Other major Chinese smartphone makers include Oppo, a sister brand of Vivo, and Xiaomi. Both companies are considering using Exynos chips, but they have not decided yet, says Sheng.
Samsung’s toughest challenge will be in the foundry market, which is dominated by TSMC. According to TrendForce data, the Taiwanese chip maker holds 50% of the market share, while Samsung’s is about 20%.
TSMC has built a considerable lead in foundry since it was established by its billionaire founder Morris Chang in 1987. It is miles ahead of Samsung in terms of technology and production capacity—and has no plans to slow down. Last year, TSMC spent a record $15 billion on technology and capacity in 2019—about 50% more than originally planned. And earlier this month, the company said it will increase capital expenditure for 2020 by $1 billion.

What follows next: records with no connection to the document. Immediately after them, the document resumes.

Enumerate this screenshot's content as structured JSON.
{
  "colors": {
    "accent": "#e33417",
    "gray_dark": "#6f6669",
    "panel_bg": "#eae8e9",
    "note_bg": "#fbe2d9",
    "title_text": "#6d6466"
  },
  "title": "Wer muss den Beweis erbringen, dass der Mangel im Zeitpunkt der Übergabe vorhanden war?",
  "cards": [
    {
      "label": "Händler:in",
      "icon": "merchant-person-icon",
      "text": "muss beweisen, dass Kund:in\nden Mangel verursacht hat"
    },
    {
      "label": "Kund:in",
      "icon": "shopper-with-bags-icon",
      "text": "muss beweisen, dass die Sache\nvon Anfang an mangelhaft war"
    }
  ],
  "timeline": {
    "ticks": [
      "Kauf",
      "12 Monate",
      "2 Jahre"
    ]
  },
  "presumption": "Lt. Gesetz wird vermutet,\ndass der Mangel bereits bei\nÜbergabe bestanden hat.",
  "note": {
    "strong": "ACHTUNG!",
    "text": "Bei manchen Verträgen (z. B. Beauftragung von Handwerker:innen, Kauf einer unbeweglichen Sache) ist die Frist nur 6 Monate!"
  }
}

Plus, Samsung has a unique disadvantage. The conglomerate competes with potential clients of its foundry in other areas, like smartphones and processors. Other major foundries, including TSMC, focus solely on its foundry business.
Qualcomm, for example, recently shifted its flagship Snapdragon processors from Samsung to TSMC. And Qualcomm is planning to use TSMC again for its latest flagship Snapdragon chips this year, reported Korean magazine BusinessKorea last month.
“Qualcomm would have been a major customer, but it shifted away from Samsung’s foundry to TSMC’s because of the conflict of interest where Samsung would have access to a competitor’s intellectual property,” says IDC’s Solis.
While Samsung faces an uphill battle against TSMC, the $70 billion foundry market may be big enough for the two to have sufficient business. A variety of companies need foundries for everything from smartphones to servers to sensors—and TSMC, no matter how big it is, can’t make them all.
“It seems to be that there is enough room for Samsung,” notes Solis. “TSMC will be making the vast majority of 5G chipsets for Apple, HiSilicon, MediaTek, Qualcomm and Unisoc as well as chipsets for AMD—who is gaining share against Intel—so TSMC’s capacity will be filled up.”
Although the sprawling conglomerate has a tough task taking on market leaders in mobile processors and foundry in the near future, its track record in LCD display, television and mobile phones show Samsung has beaten the odds before.